In the earlier research, participants received training in mSMT twice each week for five weeks, with each session lasting approximately one hour. After the training, participants demonstrated 10 percent or greater improvement in memory tests administered by the researchers. Just as importantly, the people with MS and their family members also reported significant improvement in the participants’ memory in everyday life activities. The trial included a control group that met with therapists but did not receive the same special training, and this group showed no improvement.
The investigators also saw increased brain activation in a subgroup of the study subjects when they were examined using a special type of brain imaging called “functional MRI,” additional evidence that mSMT changes brain activity.

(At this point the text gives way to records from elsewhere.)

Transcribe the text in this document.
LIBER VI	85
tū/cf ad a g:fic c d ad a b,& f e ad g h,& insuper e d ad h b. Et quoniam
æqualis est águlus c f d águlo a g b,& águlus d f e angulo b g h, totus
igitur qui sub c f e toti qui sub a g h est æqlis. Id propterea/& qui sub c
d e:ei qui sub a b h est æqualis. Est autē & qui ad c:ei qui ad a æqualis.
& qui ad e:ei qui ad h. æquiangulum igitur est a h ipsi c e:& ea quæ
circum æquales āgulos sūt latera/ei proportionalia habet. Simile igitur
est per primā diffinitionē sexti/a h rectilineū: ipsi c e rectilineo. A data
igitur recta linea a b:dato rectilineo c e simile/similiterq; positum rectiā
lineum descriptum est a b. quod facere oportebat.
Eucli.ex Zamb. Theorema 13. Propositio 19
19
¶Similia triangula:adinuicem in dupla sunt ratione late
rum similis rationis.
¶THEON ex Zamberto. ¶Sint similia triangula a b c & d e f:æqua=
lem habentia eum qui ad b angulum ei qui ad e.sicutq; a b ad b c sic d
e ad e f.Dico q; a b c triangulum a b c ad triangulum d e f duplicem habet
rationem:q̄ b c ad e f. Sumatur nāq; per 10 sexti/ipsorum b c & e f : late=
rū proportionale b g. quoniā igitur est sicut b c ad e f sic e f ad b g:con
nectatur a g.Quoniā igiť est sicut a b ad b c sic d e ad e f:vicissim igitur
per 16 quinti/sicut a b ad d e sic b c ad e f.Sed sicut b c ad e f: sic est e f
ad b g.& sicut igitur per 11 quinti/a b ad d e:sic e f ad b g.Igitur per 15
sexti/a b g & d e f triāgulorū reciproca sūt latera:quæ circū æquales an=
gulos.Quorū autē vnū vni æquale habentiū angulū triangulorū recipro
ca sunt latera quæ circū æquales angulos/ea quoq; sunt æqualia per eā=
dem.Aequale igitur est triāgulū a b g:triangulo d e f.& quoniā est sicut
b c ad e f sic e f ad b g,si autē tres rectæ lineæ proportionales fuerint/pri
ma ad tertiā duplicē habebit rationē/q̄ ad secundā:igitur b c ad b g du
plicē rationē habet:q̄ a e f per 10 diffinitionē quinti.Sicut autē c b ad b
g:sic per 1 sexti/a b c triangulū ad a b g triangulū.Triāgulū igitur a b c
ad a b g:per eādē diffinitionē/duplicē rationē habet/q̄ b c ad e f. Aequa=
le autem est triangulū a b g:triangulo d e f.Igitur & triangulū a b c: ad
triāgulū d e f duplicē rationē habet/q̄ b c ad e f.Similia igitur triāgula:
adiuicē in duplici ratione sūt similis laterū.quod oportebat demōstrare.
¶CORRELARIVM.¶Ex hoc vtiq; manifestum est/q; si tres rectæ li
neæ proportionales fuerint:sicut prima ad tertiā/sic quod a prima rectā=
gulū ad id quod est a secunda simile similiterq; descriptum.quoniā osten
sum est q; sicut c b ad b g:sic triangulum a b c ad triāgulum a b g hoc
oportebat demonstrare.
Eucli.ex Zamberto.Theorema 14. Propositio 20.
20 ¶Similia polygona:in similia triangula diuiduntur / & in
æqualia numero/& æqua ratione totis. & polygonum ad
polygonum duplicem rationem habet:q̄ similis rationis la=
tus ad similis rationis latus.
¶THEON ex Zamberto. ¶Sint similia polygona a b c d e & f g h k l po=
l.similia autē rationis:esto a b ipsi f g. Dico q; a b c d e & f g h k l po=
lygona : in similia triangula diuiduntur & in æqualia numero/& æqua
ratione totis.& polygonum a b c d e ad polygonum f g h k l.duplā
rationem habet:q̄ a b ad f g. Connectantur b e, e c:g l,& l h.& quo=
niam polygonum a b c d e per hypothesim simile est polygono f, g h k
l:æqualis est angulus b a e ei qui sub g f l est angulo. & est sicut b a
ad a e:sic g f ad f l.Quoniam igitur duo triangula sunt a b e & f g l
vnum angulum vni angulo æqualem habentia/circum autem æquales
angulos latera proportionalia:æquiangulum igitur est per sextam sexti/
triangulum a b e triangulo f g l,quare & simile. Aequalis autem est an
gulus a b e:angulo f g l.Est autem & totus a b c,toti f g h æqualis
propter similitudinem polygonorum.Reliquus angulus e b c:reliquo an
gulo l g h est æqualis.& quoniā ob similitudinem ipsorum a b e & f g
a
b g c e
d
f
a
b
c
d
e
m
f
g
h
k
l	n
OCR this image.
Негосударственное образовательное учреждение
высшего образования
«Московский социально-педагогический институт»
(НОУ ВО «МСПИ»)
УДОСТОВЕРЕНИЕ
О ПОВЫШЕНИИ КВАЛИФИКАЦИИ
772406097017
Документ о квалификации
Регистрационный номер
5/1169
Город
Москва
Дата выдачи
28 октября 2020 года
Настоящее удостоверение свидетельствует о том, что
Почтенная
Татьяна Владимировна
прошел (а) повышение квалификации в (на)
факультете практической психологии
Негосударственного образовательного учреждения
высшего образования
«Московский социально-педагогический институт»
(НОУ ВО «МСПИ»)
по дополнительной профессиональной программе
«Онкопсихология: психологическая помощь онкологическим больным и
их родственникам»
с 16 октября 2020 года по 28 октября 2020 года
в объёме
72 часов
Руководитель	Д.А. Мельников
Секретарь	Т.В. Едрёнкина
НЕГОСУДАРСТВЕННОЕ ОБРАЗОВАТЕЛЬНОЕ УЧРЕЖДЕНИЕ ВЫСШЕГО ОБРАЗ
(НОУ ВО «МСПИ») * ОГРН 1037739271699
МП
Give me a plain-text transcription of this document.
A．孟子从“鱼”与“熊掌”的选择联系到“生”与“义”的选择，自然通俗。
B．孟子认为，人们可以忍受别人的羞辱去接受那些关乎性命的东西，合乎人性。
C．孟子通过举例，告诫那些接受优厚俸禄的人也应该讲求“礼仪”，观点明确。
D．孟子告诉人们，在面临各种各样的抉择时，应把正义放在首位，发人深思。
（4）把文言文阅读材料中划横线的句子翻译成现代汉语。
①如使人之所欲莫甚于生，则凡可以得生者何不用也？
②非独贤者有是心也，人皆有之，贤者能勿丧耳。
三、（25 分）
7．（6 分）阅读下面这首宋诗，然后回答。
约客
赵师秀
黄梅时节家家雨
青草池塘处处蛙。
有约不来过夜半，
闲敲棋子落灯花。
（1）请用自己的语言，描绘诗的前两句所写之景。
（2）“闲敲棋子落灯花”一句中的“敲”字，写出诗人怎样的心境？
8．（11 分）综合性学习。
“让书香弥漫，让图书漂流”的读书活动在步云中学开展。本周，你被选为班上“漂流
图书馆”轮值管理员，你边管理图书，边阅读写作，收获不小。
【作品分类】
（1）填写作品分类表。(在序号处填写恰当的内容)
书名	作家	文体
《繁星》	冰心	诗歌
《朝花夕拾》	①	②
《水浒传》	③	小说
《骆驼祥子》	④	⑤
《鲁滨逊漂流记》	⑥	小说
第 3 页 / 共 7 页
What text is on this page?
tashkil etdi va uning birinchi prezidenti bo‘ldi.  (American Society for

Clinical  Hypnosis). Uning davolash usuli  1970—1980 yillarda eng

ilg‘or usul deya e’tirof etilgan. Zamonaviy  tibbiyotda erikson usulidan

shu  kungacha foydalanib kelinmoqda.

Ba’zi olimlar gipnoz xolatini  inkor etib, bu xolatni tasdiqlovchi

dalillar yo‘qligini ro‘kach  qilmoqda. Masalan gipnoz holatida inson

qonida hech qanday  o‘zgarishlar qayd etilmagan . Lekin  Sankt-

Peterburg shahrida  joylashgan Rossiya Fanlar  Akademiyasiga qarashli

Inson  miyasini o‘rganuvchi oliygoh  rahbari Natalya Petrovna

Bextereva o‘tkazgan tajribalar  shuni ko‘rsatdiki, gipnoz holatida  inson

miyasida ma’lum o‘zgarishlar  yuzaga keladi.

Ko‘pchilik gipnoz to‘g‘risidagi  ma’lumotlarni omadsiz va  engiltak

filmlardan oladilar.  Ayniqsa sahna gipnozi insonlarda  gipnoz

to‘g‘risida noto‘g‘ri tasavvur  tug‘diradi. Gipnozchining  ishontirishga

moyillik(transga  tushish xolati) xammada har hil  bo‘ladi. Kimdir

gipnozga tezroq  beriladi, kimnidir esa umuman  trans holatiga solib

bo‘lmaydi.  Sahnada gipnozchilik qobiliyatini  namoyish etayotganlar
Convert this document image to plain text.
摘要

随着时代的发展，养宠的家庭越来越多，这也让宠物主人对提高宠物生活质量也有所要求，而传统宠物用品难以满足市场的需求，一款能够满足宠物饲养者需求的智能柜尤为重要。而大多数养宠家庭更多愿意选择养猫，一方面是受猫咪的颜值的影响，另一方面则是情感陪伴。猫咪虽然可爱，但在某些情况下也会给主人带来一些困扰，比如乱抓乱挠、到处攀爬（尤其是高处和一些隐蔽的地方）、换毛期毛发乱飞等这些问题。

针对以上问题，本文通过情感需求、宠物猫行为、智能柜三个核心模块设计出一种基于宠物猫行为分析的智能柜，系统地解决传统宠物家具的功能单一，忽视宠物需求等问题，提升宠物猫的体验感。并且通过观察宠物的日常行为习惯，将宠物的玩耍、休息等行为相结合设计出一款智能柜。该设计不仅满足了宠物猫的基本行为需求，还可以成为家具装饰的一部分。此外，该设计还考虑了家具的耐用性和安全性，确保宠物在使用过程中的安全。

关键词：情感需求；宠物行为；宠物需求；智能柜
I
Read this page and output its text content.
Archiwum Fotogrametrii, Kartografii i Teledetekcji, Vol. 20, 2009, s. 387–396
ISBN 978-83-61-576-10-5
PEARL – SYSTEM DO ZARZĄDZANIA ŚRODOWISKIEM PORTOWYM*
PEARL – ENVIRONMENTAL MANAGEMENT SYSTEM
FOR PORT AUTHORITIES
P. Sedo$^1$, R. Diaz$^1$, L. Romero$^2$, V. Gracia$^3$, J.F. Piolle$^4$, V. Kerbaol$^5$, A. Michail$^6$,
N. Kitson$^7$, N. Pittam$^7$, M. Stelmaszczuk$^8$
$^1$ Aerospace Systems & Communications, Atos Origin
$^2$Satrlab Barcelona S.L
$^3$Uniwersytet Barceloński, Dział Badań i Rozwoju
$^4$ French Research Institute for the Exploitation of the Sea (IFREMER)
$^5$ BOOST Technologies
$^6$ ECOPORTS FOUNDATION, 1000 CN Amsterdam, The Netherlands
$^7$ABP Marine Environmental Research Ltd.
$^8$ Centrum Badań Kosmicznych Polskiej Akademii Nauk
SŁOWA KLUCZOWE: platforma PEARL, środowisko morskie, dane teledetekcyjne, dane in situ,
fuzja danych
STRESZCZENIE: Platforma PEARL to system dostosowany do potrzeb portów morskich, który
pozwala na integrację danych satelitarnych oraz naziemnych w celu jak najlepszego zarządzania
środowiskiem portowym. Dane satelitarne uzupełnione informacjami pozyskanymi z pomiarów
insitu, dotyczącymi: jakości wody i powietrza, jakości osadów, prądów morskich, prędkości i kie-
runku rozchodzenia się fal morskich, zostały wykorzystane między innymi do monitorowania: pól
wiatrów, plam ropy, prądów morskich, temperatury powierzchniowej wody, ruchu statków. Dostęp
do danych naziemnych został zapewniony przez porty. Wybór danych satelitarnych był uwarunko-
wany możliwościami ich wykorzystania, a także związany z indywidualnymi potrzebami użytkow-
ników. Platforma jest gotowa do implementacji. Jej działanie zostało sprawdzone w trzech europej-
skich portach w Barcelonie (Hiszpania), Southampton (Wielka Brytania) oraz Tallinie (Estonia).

The improvements in memory lasted for at least six months of follow-up, a very encouraging result. “The new study may help us address the troubling symptom of cognitive dysfunction and improve quality of life for people with progressive MS,” says Dr. Chiaravalloti.
Such research could not be undertaken without the support of the Progressive MS Alliance, she notes. “The Alliance is instrumental in providing resources to tackle critical problems in progressive MS, and, at the same time, developing new collaborations among top international scientists to develop additional research goals.”